I migranti «non sono un pericolo, ma sono in pericolo». Così papa Francesco fotografa la situazione di chi è in fuga da guerre e persecuzioni.
L’incontro odierno è stato introdotto dalla lettura di una lettera, rivolta al mondo, dei bambini italiani che hanno accolto in Calabria bimbi migranti: «Abbiamo riflettuto su tutti quegli adulti e bambini che lasciano la loro terra a causa della guerra e delle persecuzioni. Molti non riescono nemmeno a raggiungere la meta a causa di quelle onde che dovrebbero garantire loro la salvezza e che, invece, li tradiscono e li portano alla morte. Pensiamo a loro e non riusciamo a capire come nel mondo possano esserci tante ingiustizie. Promettiamo di accogliere chiunque arriverà nel nostro Paese, senza considerare chi ha un colore di pelle diverso, chi parla una lingua differente o professa un’altra religione, un nemico pericoloso».

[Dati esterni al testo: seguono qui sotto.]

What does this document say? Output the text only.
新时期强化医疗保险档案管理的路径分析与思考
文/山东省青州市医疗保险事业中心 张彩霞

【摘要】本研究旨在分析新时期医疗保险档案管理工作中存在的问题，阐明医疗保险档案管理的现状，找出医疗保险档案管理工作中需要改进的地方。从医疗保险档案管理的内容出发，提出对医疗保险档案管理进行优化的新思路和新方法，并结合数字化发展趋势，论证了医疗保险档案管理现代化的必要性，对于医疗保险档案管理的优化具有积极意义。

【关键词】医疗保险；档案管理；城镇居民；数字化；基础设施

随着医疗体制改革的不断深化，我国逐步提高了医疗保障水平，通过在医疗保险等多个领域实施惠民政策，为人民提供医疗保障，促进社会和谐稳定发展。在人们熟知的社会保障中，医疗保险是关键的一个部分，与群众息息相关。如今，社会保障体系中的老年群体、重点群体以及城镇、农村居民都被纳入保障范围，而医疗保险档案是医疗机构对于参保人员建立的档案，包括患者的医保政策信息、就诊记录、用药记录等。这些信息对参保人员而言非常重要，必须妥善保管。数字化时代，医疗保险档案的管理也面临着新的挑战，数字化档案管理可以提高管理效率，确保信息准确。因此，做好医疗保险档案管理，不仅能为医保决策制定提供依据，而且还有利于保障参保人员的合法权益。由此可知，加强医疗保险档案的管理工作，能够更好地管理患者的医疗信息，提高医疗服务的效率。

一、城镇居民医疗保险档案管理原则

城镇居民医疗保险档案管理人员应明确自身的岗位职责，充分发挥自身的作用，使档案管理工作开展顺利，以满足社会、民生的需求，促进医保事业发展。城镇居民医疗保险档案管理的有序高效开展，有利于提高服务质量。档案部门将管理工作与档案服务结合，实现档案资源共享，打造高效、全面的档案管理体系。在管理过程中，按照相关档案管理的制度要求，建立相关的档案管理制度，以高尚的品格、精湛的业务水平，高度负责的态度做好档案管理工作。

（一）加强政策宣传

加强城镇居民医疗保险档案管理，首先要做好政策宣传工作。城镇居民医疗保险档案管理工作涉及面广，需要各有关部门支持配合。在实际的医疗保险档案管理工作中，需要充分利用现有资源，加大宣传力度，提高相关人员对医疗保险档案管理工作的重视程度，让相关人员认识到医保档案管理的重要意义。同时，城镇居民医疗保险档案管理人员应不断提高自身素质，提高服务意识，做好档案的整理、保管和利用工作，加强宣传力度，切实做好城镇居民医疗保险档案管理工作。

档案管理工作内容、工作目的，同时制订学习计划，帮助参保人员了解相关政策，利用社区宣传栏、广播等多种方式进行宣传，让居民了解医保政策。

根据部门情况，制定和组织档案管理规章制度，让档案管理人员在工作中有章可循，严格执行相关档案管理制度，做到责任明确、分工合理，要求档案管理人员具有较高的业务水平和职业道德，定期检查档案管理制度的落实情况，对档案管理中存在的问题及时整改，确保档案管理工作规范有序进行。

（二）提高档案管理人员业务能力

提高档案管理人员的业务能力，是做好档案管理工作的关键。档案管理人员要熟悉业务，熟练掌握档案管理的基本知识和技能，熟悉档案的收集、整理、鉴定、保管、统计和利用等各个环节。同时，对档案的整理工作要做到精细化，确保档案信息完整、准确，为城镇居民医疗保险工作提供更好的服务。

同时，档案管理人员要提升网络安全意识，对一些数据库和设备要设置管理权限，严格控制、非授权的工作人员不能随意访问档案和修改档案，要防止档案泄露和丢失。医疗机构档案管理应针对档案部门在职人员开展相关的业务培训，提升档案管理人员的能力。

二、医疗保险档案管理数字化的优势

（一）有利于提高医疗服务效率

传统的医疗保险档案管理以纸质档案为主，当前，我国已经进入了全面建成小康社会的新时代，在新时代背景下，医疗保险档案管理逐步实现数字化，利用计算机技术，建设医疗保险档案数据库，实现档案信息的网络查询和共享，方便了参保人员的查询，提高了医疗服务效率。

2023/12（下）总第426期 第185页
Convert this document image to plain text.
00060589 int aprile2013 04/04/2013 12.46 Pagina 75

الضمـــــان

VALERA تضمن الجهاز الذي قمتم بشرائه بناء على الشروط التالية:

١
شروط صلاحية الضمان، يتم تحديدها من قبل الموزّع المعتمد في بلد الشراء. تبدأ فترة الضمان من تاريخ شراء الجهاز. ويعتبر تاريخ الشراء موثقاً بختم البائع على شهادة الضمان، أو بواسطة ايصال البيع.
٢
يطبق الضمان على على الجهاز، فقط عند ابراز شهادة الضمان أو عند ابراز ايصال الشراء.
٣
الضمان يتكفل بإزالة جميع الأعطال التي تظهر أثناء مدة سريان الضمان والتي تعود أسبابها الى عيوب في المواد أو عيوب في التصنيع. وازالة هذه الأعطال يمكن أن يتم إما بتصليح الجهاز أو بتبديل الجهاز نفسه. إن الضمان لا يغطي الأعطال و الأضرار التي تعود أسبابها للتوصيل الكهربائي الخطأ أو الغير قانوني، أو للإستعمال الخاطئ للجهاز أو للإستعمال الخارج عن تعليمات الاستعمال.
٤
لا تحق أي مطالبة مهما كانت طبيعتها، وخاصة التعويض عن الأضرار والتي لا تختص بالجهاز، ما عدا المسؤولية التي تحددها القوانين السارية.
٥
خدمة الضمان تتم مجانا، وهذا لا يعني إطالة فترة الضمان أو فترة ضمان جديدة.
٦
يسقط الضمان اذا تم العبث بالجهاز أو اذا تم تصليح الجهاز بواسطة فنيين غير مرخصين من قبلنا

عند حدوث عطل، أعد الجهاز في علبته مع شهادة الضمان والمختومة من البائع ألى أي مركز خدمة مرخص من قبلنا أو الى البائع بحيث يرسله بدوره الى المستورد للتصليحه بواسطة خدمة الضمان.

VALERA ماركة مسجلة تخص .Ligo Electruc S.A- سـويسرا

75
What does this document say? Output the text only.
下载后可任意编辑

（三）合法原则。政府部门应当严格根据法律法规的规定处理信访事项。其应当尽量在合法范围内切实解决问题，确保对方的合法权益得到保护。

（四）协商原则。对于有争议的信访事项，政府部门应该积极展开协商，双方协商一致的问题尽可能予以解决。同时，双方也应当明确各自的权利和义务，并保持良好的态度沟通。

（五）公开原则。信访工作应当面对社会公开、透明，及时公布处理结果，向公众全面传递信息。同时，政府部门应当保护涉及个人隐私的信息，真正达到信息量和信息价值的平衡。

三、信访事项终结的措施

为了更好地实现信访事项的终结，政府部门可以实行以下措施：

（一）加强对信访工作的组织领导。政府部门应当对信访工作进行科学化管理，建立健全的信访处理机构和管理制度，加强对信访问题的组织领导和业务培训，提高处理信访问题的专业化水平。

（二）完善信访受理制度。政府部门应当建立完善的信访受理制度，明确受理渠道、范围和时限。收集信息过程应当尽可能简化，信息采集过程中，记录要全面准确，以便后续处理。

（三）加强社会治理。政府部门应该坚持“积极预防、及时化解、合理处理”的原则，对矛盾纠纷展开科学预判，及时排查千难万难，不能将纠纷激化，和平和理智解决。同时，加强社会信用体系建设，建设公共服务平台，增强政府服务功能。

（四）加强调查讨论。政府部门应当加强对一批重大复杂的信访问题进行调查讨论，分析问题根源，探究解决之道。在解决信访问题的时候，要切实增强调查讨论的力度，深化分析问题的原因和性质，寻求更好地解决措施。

Una bimba, durante l’incontro del Papa con i 500 piccoli profughi del «Treno dei bambini», domanda a Bergoglio cosa vuole dire per lui essere Papa: il «bene che io posso fare» è stata la risposta di papa Francesco. «Ma io sento – aggiunge – che Gesù mi ha chiamato per questo. Gesù ha voluto che io fossi cristiano, e un cristiano deve fare questo. E anche Gesù ha voluto che io fossi sacerdote, vescovo e un sacerdote e un vescovo devono fare questo. Io sento che Gesù mi dice di fare questo: questo è quello che sento».
Le mani di tutti i bambini liberano in volo centinaia di palloncini bianchi, in ricordo di tutti quei bimbi migranti che mai sono arrivati.